The school was, therefore, set to train men for the ministry of the Episcopal Church who should be learned in the Scripures and in sympathy with American institutions, and against all attempts at ritualism and sacerdotalism. The institution was established at Cambridge on account of the advantages to be had from the near neighborhood of Harvard College.

In order to secure the perpetual maintenance of Mr. Reed's good purposes, and to remove the future of the school from the changing fortunes of church parties, a board of lay trustees was chosen, made up of men in sympathy with these purposes and having power to fill vacancies in their number. This wise provision has been approved by the experience of nearly thirty years.
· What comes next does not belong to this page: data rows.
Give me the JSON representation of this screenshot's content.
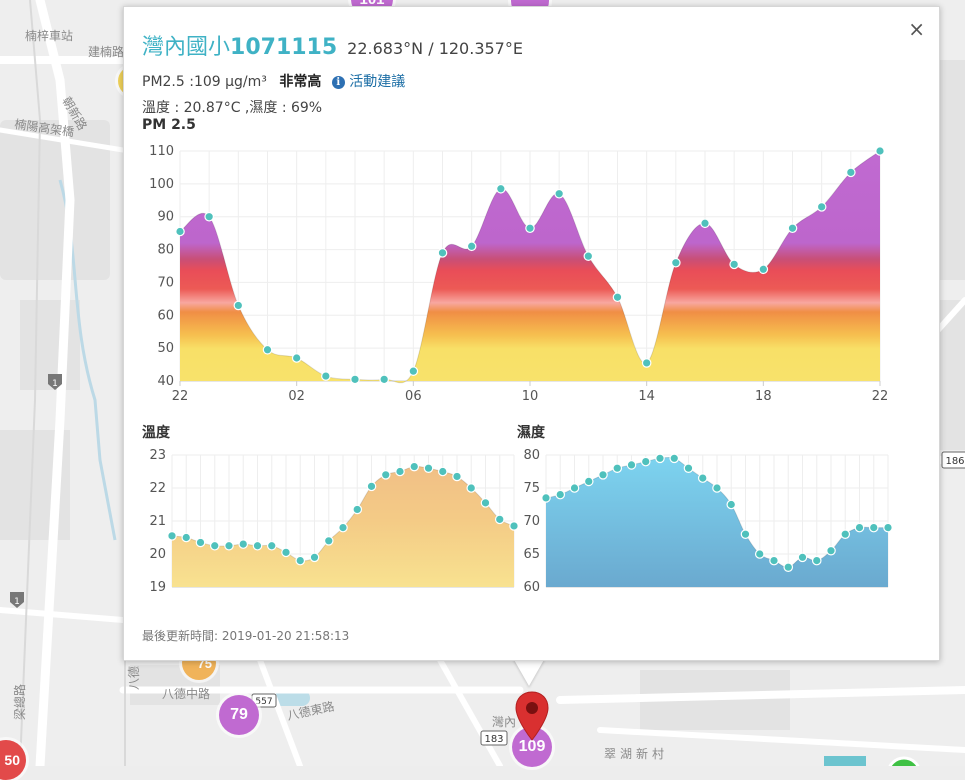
{
  "map": {
    "labels": [
      "楠梓車站",
      "建楠路",
      "朝新路",
      "楠陽高架橋",
      "八德中路",
      "八德東路",
      "翠湖新村",
      "灣內",
      "梁總路",
      "八德"
    ],
    "route_shields": [
      "1",
      "1",
      "186",
      "183",
      "557"
    ],
    "markers": [
      {
        "value": "101",
        "color": "#c06ad1"
      },
      {
        "value": "79",
        "color": "#c06ad1"
      },
      {
        "value": "109",
        "color": "#c06ad1"
      },
      {
        "value": "50",
        "color": "#e24a4a"
      },
      {
        "value": "75",
        "color": "#f0b35a"
      }
    ],
    "pin_icon": "map-pin-icon"
  },
  "popup": {
    "close_label": "×",
    "site_name": "灣內國小",
    "site_id": "1071115",
    "coords": "22.683°N / 120.357°E",
    "pm25_text": "PM2.5 :109 μg/m³",
    "level": "非常高",
    "advice_icon": "info-icon",
    "advice_label": "活動建議",
    "temp_humidity_text": "溫度 : 20.87°C ,濕度 : 69%",
    "footer": "最後更新時間: 2019-01-20 21:58:13"
  },
  "chart_data": [
    {
      "type": "area",
      "title": "PM 2.5",
      "x_labels": [
        "22",
        "02",
        "06",
        "10",
        "14",
        "18",
        "22"
      ],
      "values": [
        85.5,
        90,
        63,
        49.5,
        47,
        41.5,
        40.5,
        40.5,
        43,
        79,
        81,
        98.5,
        86.5,
        97,
        78,
        65.5,
        45.5,
        76,
        88,
        75.5,
        74,
        86.5,
        93,
        103.5,
        110
      ],
      "ylim": [
        40,
        110
      ],
      "yticks": [
        40,
        50,
        60,
        70,
        80,
        90,
        100,
        110
      ],
      "grid": true
    },
    {
      "type": "area",
      "title": "溫度",
      "values": [
        20.55,
        20.5,
        20.35,
        20.25,
        20.25,
        20.3,
        20.25,
        20.25,
        20.05,
        19.8,
        19.9,
        20.4,
        20.8,
        21.35,
        22.05,
        22.4,
        22.5,
        22.65,
        22.6,
        22.5,
        22.35,
        22.0,
        21.55,
        21.05,
        20.85
      ],
      "ylim": [
        19,
        23
      ],
      "yticks": [
        19,
        20,
        21,
        22,
        23
      ],
      "grid": true
    },
    {
      "type": "area",
      "title": "濕度",
      "values": [
        73.5,
        74,
        75,
        76,
        77,
        78,
        78.5,
        79,
        79.5,
        79.5,
        78,
        76.5,
        75,
        72.5,
        68,
        65,
        64,
        63,
        64.5,
        64,
        65.5,
        68,
        69,
        69,
        69
      ],
      "ylim": [
        60,
        80
      ],
      "yticks": [
        60,
        65,
        70,
        75,
        80
      ],
      "grid": true
    }
  ]
}
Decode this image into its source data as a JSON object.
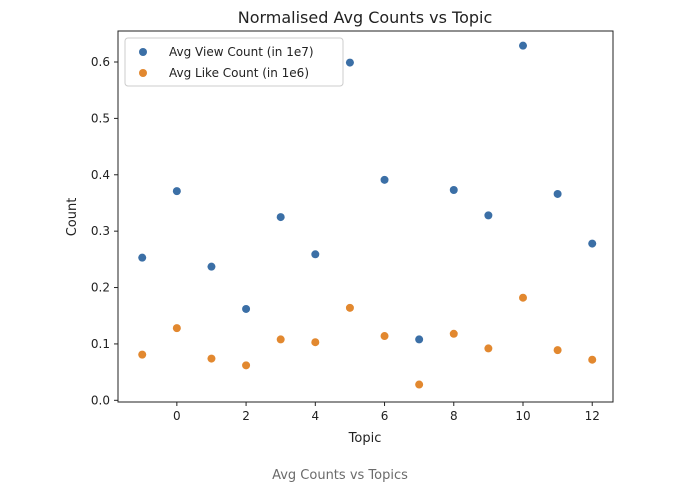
{
  "caption": "Avg Counts vs Topics",
  "chart_data": {
    "type": "scatter",
    "title": "Normalised Avg Counts vs Topic",
    "xlabel": "Topic",
    "ylabel": "Count",
    "xlim": [
      -1.7,
      12.6
    ],
    "ylim": [
      -0.003,
      0.655
    ],
    "xticks": [
      0,
      2,
      4,
      6,
      8,
      10,
      12
    ],
    "yticks": [
      0.0,
      0.1,
      0.2,
      0.3,
      0.4,
      0.5,
      0.6
    ],
    "ytick_labels": [
      "0.0",
      "0.1",
      "0.2",
      "0.3",
      "0.4",
      "0.5",
      "0.6"
    ],
    "grid": false,
    "legend_position": "top-left",
    "x": [
      -1,
      0,
      1,
      2,
      3,
      4,
      5,
      6,
      7,
      8,
      9,
      10,
      11,
      12
    ],
    "series": [
      {
        "name": "Avg View Count (in 1e7)",
        "color": "#3b6fa6",
        "values": [
          0.253,
          0.371,
          0.237,
          0.162,
          0.325,
          0.259,
          0.599,
          0.391,
          0.108,
          0.373,
          0.328,
          0.629,
          0.366,
          0.278
        ]
      },
      {
        "name": "Avg Like Count (in 1e6)",
        "color": "#e2882f",
        "values": [
          0.081,
          0.128,
          0.074,
          0.062,
          0.108,
          0.103,
          0.164,
          0.114,
          0.028,
          0.118,
          0.092,
          0.182,
          0.089,
          0.072
        ]
      }
    ]
  }
}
The school is doing to-day the work for which it was planned; so that Bishop Brooks said of it: ‘We may well be specially and profoundly thankful that we have in our great seminary at Cambridge a home and nursery of faith and learning which no school in our Church has ever surpassed. Full of deep sympathy with present thought; quick with the spirit of inquiry; eager to train its men to think and reason; equipped with teaching power of the highest order; believing in the ever-increasing manifestation of the truth of God; anxious to blend the most earnest piety with the most active intelligence; and so to cultivate a deep, enthusiastic, reasonable faith; the Cambridge school stands very high among the powers which bid us hope great things for the work which the servants of Christ will do for his glory and the salvation of the world in the years to come.’